1960s CIA photos show ancient ‘roads and canals’

Corona satellite / AP
May 14, 2014

JERUSALEM—The number of identified archaeological sites in the Middle East has been tripled by an outdated technology that could not be replicated today—Cold War satellite photographs.

The Corona Atlas of the Middle East, unveiled last week in the United States, has added some 10,000 sites to the 4,500 previously known archaeological sites between Egypt and Iran.

The photographs, taken mostly in the 1960s for a project managed by the CIA, captured the landscape of the region before it was substantially altered by the spread of modern cities, agricultural development, and the construction of dams and other infrastructure.

"Some of these sites are gigantic and they were completely unknown," said Dr. Jesse Casana of the University of Arkansas, who outlined the project at a meeting of the Society for American Archaeology. "We can see roads and canals. We have a real way to look across the Middle East and see how it was connected."

The biggest sites, he said, are in Syria and Turkey and cover more than 120 acres.
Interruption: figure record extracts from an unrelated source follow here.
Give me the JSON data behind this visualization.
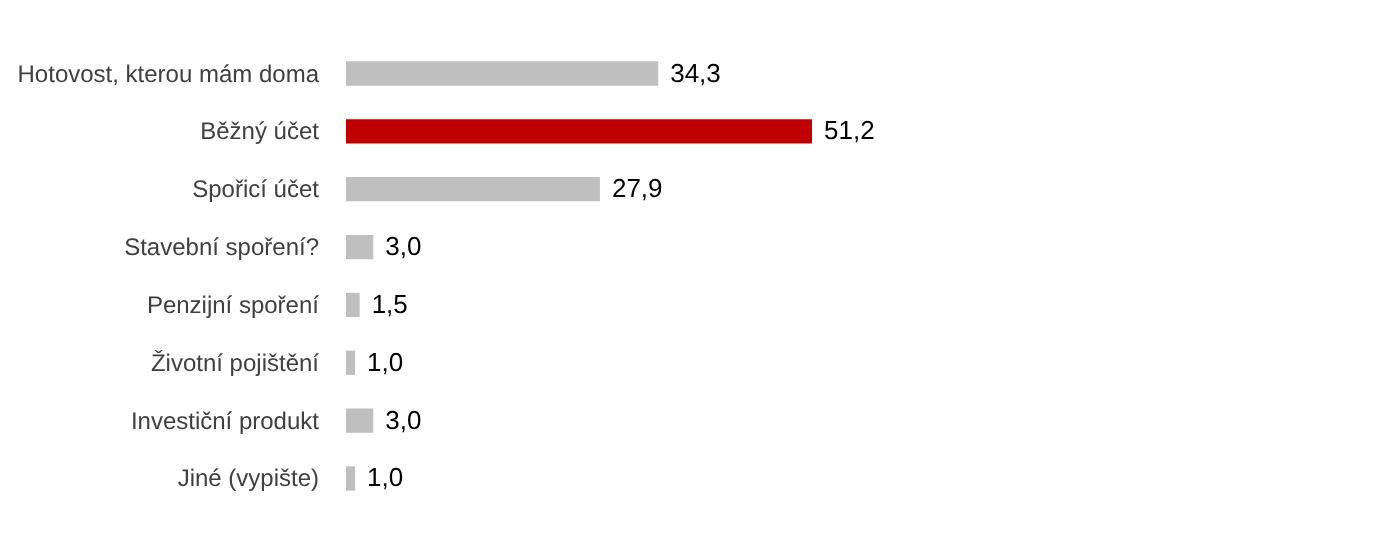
{
  "chart_data": {
    "type": "bar",
    "orientation": "horizontal",
    "categories": [
      "Hotovost, kterou mám doma",
      "Běžný účet",
      "Spořicí účet",
      "Stavební spoření?",
      "Penzijní spoření",
      "Životní pojištění",
      "Investiční produkt",
      "Jiné (vypište)"
    ],
    "values": [
      34.3,
      51.2,
      27.9,
      3.0,
      1.5,
      1.0,
      3.0,
      1.0
    ],
    "colors": [
      "#bfbfbf",
      "#c00000",
      "#bfbfbf",
      "#bfbfbf",
      "#bfbfbf",
      "#bfbfbf",
      "#bfbfbf",
      "#bfbfbf"
    ],
    "value_labels": [
      "34,3",
      "51,2",
      "27,9",
      "3,0",
      "1,5",
      "1,0",
      "3,0",
      "1,0"
    ]
  }
}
Although modern satellites provide clearer photographs, they cannot show what has been covered over since the original Corona photographs. The photographs were usually taken in early morning or late afternoon when the low-lying sun would bring into relief mounds typical of archaeological sites.

The highly secret Corona program was pushed forward by the CIA and Department of Defense after a U-2 spy plane was shot down over the Soviet Union in 1960. More than 100 Corona satellites were launched over 12 years, bringing back photographs of Soviet military installations as well as images from China and other countries.
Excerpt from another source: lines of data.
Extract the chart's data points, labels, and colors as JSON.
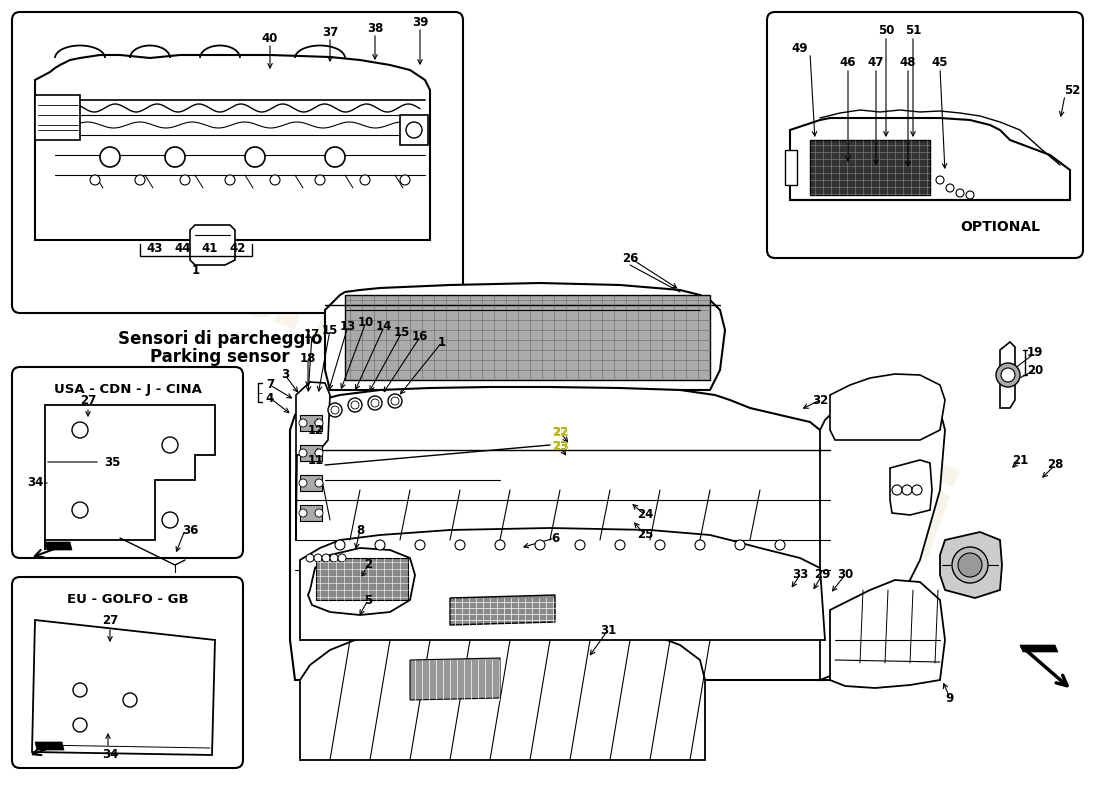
{
  "bg_color": "#ffffff",
  "line_color": "#000000",
  "watermark1": "Euroricambi",
  "watermark2": "passion1985",
  "inset1_title_line1": "Sensori di parcheggio",
  "inset1_title_line2": "Parking sensor",
  "inset_usa_title": "USA - CDN - J - CINA",
  "inset_eu_title": "EU - GOLFO - GB",
  "optional_label": "OPTIONAL",
  "yellow_color": "#cccc00",
  "gray_mesh": "#888888",
  "dark_mesh": "#555555",
  "light_gray": "#cccccc"
}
The photographs that have now been released are confined to sites in the Middle East, particularly from Mesopotamia—the northern area linking today’s Iran with the Mediterranean coast—a major cradle of ancient civilization.

In those early days of satellite photography, film taken by the orbiting satellite was dropped in a capsule that deployed parachutes at 60,000 feet. It was then snatched in mid-air by an aircraft towing an airborne "claw" or would be retrieved from the sea.